Attempting to understand LSTM'S input

I’m trying to figure out how PyTorch LSTM takes input. I’ve read the documentation, but I’d like someone more experienced to confirm or correct what I’ve gathered so far.

Initially, let’s establish notation in accordance with the documentation.

  1. N = Batch Size
  2. L = Sequence Length
  3. H-IN = input_size where input_size is defined as

The number of expected features in the input x

where x is defined as the input at time t if I’ve understood correctly.

I’ll provide 2 examples.

Example - 1:

Say I have 3 instances/sequences per batch so N = 3 and each instance/sequence is represented as [X, Y] where X and Y are numbers so L = 2 and both X and Y correspond to the first and second timestep respectively. Each instance here could for example be the numerical representation of a sentence.

Therefore the correct way to do it for 1 layer and a hidden state of 4 would be like this:

batch_tensor = torch.tensor([
    # The first sequence [1, 2] of length 2 where 1 is the first timestep and 2 is the second timestep
    [[1], [2]],

    # The second sequence [4, 5] of length 2 where 4 is the first timestep and 5 is the second timestep    
    [[4], [5]],  

    # The third sequence [7, 8] of length 2 where 7 is the first timestep and 8 is the second timestep    
    [[7], [8]]  
], dtype=torch.float32)

print(batch_tensor.shape)

# Outputs -> torch.Size([3, 2, 1])

# input_size should be 1 as each timestep has dimensionality of 1
lstm = nn.LSTM(input_size=1, hidden_size=4, num_layers=1, batch_first=True)

Example - 2:

This time I have 3 instances/sequences per batch so N = 3 and each instance/sequence is represented as [X, Y] where X and Y are vectors this time so L = 2 and both X and Y correspond to the first and second timestep respectively. Each instance here could for example be the representation of a 2-words sentence where X is the word embedding for the first word and Y is the word embedding for the second word.

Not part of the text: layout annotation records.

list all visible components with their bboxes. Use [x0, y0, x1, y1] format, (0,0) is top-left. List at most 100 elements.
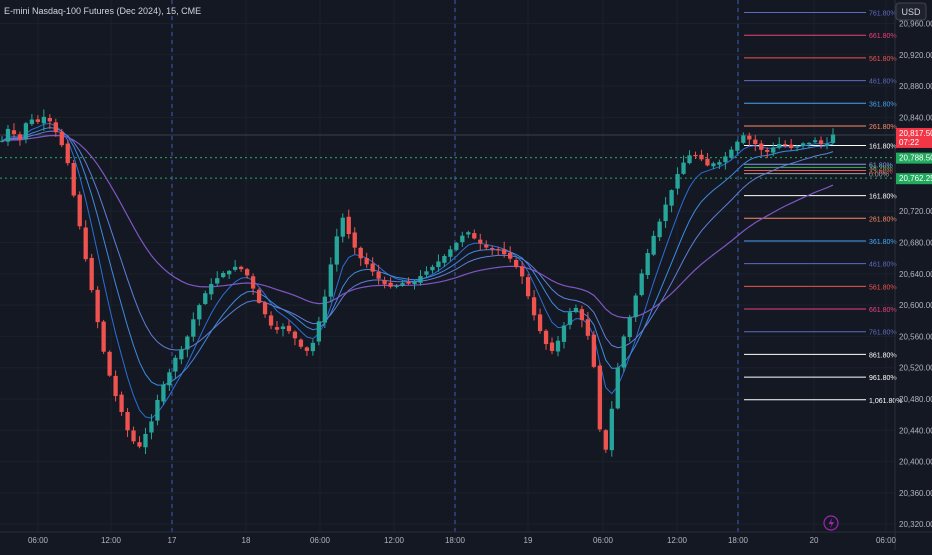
candle-body[interactable] [430, 266, 435, 271]
candle-body[interactable] [107, 351, 112, 376]
candle-body[interactable] [334, 236, 339, 265]
candle-body[interactable] [280, 326, 286, 329]
candle-body[interactable] [155, 399, 160, 421]
candle-body[interactable] [41, 116, 47, 124]
candle-body[interactable] [11, 130, 17, 134]
lightning-icon[interactable] [823, 515, 839, 531]
candle-body[interactable] [591, 334, 597, 367]
candle-body[interactable] [699, 154, 704, 160]
candle-body[interactable] [442, 256, 447, 263]
candle-body[interactable] [537, 314, 543, 332]
candle-body[interactable] [603, 430, 608, 450]
candle-body[interactable] [125, 412, 130, 431]
candle-body[interactable] [179, 349, 184, 360]
candle-body[interactable] [448, 249, 453, 257]
candle-body[interactable] [687, 155, 692, 164]
candle-body[interactable] [543, 330, 549, 345]
candle-body[interactable] [346, 216, 351, 235]
candle-body[interactable] [555, 340, 561, 352]
candle-body[interactable] [101, 321, 106, 352]
candle-body[interactable] [567, 312, 573, 325]
candle-body[interactable] [651, 235, 656, 255]
candle-body[interactable] [113, 375, 118, 397]
candle-body[interactable] [71, 163, 76, 196]
candle-body[interactable] [53, 122, 58, 133]
candle-body[interactable] [5, 128, 11, 142]
candle-body[interactable] [83, 227, 88, 260]
candle-body[interactable] [513, 259, 519, 267]
candle-body[interactable] [316, 321, 322, 342]
candle-body[interactable] [759, 143, 764, 150]
candle-body[interactable] [23, 123, 29, 139]
candle-body[interactable] [585, 319, 591, 336]
candle-body[interactable] [298, 339, 304, 347]
candle-body[interactable] [149, 421, 154, 433]
candle-body[interactable] [675, 174, 680, 189]
candle-body[interactable] [794, 146, 800, 148]
candle-body[interactable] [771, 147, 776, 153]
candle-body[interactable] [256, 289, 262, 303]
candle-body[interactable] [783, 144, 788, 146]
candle-body[interactable] [382, 280, 387, 285]
candle-body[interactable] [197, 305, 202, 320]
candle-body[interactable] [735, 141, 740, 151]
candle-body[interactable] [173, 357, 178, 372]
candle-body[interactable] [806, 142, 812, 145]
candle-body[interactable] [418, 276, 423, 283]
candle-body[interactable] [788, 144, 794, 148]
candle-body[interactable] [370, 263, 375, 272]
candle-body[interactable] [59, 131, 64, 146]
candle-body[interactable] [268, 315, 274, 326]
candle-body[interactable] [705, 158, 710, 166]
candle-body[interactable] [388, 282, 393, 287]
candle-body[interactable] [244, 269, 250, 276]
candle-body[interactable] [693, 154, 698, 157]
candle-body[interactable] [412, 281, 417, 285]
candle-body[interactable] [627, 317, 632, 338]
candle-body[interactable] [466, 232, 471, 235]
candle-body[interactable] [406, 281, 411, 284]
candle-body[interactable] [203, 293, 208, 304]
candles[interactable] [0, 109, 836, 457]
candle-body[interactable] [508, 252, 513, 259]
candle-body[interactable] [765, 149, 770, 152]
candle-body[interactable] [95, 289, 100, 323]
candle-body[interactable] [525, 277, 531, 297]
candle-body[interactable] [35, 119, 41, 122]
candle-body[interactable] [645, 253, 650, 276]
candle-body[interactable] [549, 342, 555, 351]
candle-body[interactable] [394, 285, 399, 287]
candle-body[interactable] [812, 140, 818, 143]
candle-body[interactable] [818, 140, 824, 144]
candle-body[interactable] [47, 118, 52, 122]
candle-body[interactable] [490, 248, 495, 250]
candle-body[interactable] [717, 162, 722, 165]
candle-body[interactable] [185, 336, 190, 350]
candle-body[interactable] [65, 143, 70, 164]
candle-body[interactable] [340, 217, 345, 237]
candle-body[interactable] [215, 278, 220, 284]
candle-body[interactable] [250, 276, 256, 289]
candle-body[interactable] [561, 325, 567, 342]
candle-body[interactable] [364, 258, 369, 265]
candle-body[interactable] [161, 384, 166, 402]
candle-body[interactable] [352, 232, 357, 248]
candle-body[interactable] [484, 244, 489, 248]
candle-body[interactable] [824, 143, 830, 146]
candle-body[interactable] [233, 266, 238, 270]
candle-body[interactable] [621, 336, 626, 368]
price-axis[interactable]: 20,960.00 20,920.00 20,880.00 20,840.00 20,7… [894, 0, 932, 550]
candle-body[interactable] [496, 249, 501, 251]
candle-body[interactable] [89, 257, 94, 291]
candle-body[interactable] [358, 247, 363, 259]
candle-body[interactable] [238, 266, 244, 270]
candle-body[interactable] [472, 233, 477, 239]
candle-body[interactable] [274, 327, 280, 330]
candle-body[interactable] [328, 264, 333, 297]
candle-body[interactable] [137, 442, 142, 447]
candle-body[interactable] [669, 190, 674, 206]
candle-body[interactable] [262, 302, 268, 315]
candle-body[interactable] [191, 319, 196, 337]
candle-body[interactable] [119, 394, 124, 413]
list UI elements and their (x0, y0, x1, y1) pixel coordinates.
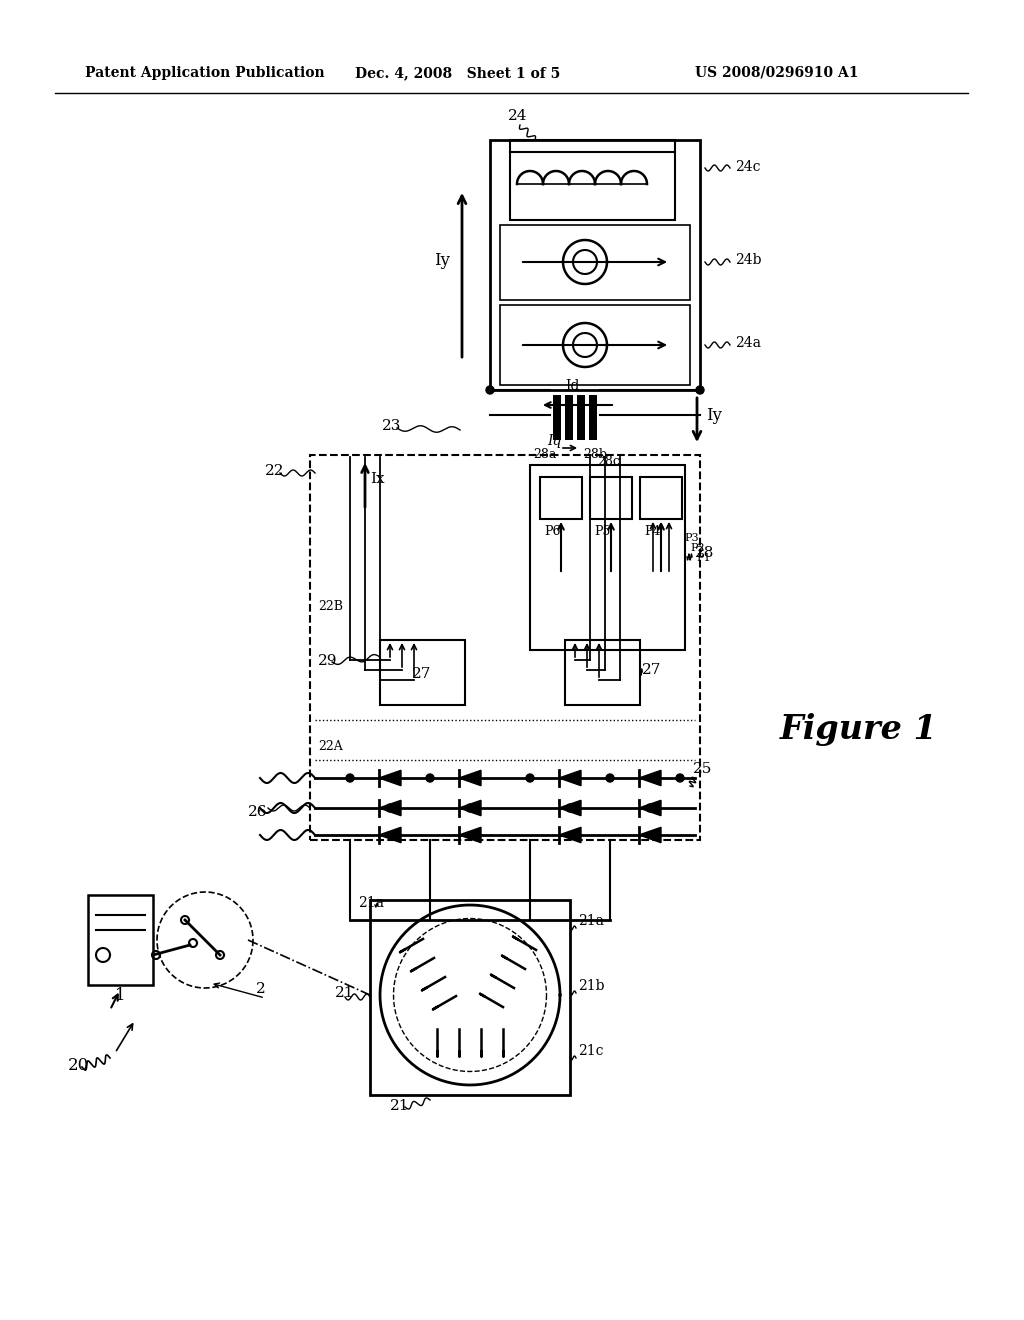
Text: 21a: 21a (578, 913, 604, 928)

Therefore the correct way to do it for 1 layer and a hidden state of 4 would be like this:

batch_tensor = torch.tensor([
    # The first sequence [[1, 1.5], [2, 2.5]] of length 2 where [1, 1.5] is the first timestep and [2, 2.5] is the second timestep
    [[1, 1.5], [2, 2.5]],

    # The second sequence [[4, 4.5], [5, 5.5]] of length 2 where [4, 4.5] is the first timestep and [5, 5.5] is the second timestep
    [[4, 4.5], [5, 5.5]],

    # The third sequence [[7, 7.5], [8, 8.5]] of length 2 where [7, 7.5] is the first timestep and [8, 8.5] is the second timestep
    [[7, 7.5], [8, 8.5]]
], dtype=torch.float32)

print(batch_tensor.shape)

# Outputs -> torch.Size([3, 2, 2])

# input_size should be 2 as each timestep has dimensionality of 2
lstm = nn.LSTM(input_size=2, hidden_size=4, num_layers=1, batch_first=True)

Questions:

  1. Are my examples correct?
  2. In both examples after playing around to see if something would break, I decided to set the input_size to 2000 but it still worked and I wonder why that is.
  1. From what I can tell, you are using it correctly.
  2. Why would a larger input size break something? In the simplest case of an RNN at one time step, if we took an input size of 2,000 and matmuled that by weights of size (2,000, 4), we would have an output size of 4. Nothing unusual there.